I'm not sure how video RAM could cause this, unless something crazy were happening like every other frame the entire vram buffer were outputting a value that produces a vertical bar instead of the correct letter and they're getting blended together.

The output from the character ROM goes directly into a 74166 shift register. The vertical line in your picture is at, what, the 3rd vertical character column? I'd suggest checking continuity between the data output pins on the character ROM to the input pins on the shift register to see if any of them might be broken. (If you have a fast 'scope you might check and make sure they're all constantly changing on the shift register side as the system advances through video memory) And if that looks fine maybe try replacing the shift register? It could have a stuck bit internally.
 
+1

It's either:

A faulty single data bit from the character generator. But Dave has already sent you a replacement, so it can't be that.
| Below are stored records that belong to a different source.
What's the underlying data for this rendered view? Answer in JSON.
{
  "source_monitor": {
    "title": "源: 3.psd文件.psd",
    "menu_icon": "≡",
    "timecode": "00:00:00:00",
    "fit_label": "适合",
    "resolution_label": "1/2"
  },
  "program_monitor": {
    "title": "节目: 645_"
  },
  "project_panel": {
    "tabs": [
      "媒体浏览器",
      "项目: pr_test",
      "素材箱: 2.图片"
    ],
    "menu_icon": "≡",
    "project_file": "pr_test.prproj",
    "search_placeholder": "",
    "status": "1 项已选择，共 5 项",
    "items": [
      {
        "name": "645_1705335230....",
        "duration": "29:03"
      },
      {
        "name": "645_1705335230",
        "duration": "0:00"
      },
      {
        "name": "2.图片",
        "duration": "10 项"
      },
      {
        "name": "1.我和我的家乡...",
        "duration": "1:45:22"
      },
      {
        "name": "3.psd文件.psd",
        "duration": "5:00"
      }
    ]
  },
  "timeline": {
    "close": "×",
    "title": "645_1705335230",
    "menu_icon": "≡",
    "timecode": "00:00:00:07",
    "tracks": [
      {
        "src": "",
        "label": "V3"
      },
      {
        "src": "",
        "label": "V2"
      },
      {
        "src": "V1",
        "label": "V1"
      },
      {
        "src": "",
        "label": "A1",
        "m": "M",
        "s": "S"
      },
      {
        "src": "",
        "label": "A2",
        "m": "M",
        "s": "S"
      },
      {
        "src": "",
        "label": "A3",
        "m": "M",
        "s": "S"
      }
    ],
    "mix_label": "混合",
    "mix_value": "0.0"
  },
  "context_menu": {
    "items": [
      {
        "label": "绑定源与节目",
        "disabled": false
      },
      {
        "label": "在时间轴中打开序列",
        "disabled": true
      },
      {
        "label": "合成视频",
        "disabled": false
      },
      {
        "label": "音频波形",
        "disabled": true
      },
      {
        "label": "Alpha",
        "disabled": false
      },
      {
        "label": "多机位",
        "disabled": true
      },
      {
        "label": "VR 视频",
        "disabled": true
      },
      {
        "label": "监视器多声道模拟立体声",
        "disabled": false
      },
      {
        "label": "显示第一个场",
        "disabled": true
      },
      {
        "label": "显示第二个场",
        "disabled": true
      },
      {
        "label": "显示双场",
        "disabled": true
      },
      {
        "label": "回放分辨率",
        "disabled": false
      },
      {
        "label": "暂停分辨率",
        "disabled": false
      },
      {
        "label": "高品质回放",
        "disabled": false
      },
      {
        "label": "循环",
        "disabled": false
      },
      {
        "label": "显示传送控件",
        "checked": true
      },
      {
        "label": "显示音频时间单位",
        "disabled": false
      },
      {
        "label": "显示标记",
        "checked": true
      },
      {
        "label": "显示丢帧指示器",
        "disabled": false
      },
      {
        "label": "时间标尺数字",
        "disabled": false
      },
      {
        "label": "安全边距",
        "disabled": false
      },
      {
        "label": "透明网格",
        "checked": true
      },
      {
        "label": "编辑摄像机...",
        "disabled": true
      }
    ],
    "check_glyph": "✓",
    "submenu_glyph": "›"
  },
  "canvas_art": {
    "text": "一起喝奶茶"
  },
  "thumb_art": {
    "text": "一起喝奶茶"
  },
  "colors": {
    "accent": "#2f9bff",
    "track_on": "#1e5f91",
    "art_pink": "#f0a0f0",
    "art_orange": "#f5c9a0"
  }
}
A shorted data line to something that is logic high (or an open circuit in the track causing the input to the shift register to float high) between the character generator and the shift register.

The shift register itself.

It's not D7 itself, but a lower data line.

If it does look right sometimes, it is not a 'hard' fault, so may not be the shift register. Is the character generator in a socket, and is it coloured white? It may be a faulty connection on the IC socket. Sometimes it works, sometimes it doesn't.

If it is the shift register, you could consider freezer spray and a hairdryer to try and provoke/fix the fault before exchanging the device.

Just some ideas to think about.

I see myself repeating the content of post #8 - so we are both thinking exactly the same thing!

Dave
 
Last edited:
+1

It's either:

A faulty single data bit from the character generator. But Dave has already sent you a replacement, so it can't be that.

A shorted data line to something that is logic high (or an open circuit in the track causing the input to the shift register to float high) between the character generator and the shift register.

The shift register itself.

It's not D7 itself, but a lower data line.
If it does look right sometimes, it is not a 'hard' fault, so may not be the shift register. Is the character generator in a socket, and is it coloured white? It may be a faulty connection on the IC socket. Sometimes it works, sometimes it doesn't.

If it is the shift register, you could consider freezer spray and a hairdryer to try and provoke/fix the fault before exchanging the device.

Just some ideas to think about.

I see myself repeating the content of post #8 - so we are both thinking exactly the same thing!

Dave

All mostly correct, but:
1) what revision is your PET PCB? There should be a number printed somewhere on it, like 8032029 or similar. It helps in looking at the right schematic to give you better suggestions. However as far as I remember, the video dot generator remained the same on all 80xx and universal boards revisions.
2) I agree it can't be video RAM, it's either the chargen socket as Dave suggested or UA2 shift register. A similar vertical bar issue happened on one of my SX-64 and it was the chargen ROM's socket with a damaged contact on one of the data bits.
3) thermal expansion of chip legs could be enough to make or break a socket contact issue, though if you try freezing UA2 and it behaves, it's almost certain that the fault lies there.


HTH
Frank IZ8DWF
 
Some great ideas, I really appreciate it!

I will try the suggestions and report back. Also, I will take some additional photos of the board, etc.

Thanks again,
Chris
 
After some quick tests, it appears to be the socket. If I slightly push down on the socket all of the vertical bars go away.

I was going to pull out the board tonight and reflow the solder points and see if that resolves it. If not, I guess I would look at replacing the socket.

Thanks again for all the great feedback!
Chris
 
I reflowed the solder points, and still had issues. So, I just slightly bent the pins and it is now working 100%. I am going to order a replacement socket, but it is great to have it up and running.

Thanks again to everyone that helped, and especially Dave for sending the character rom!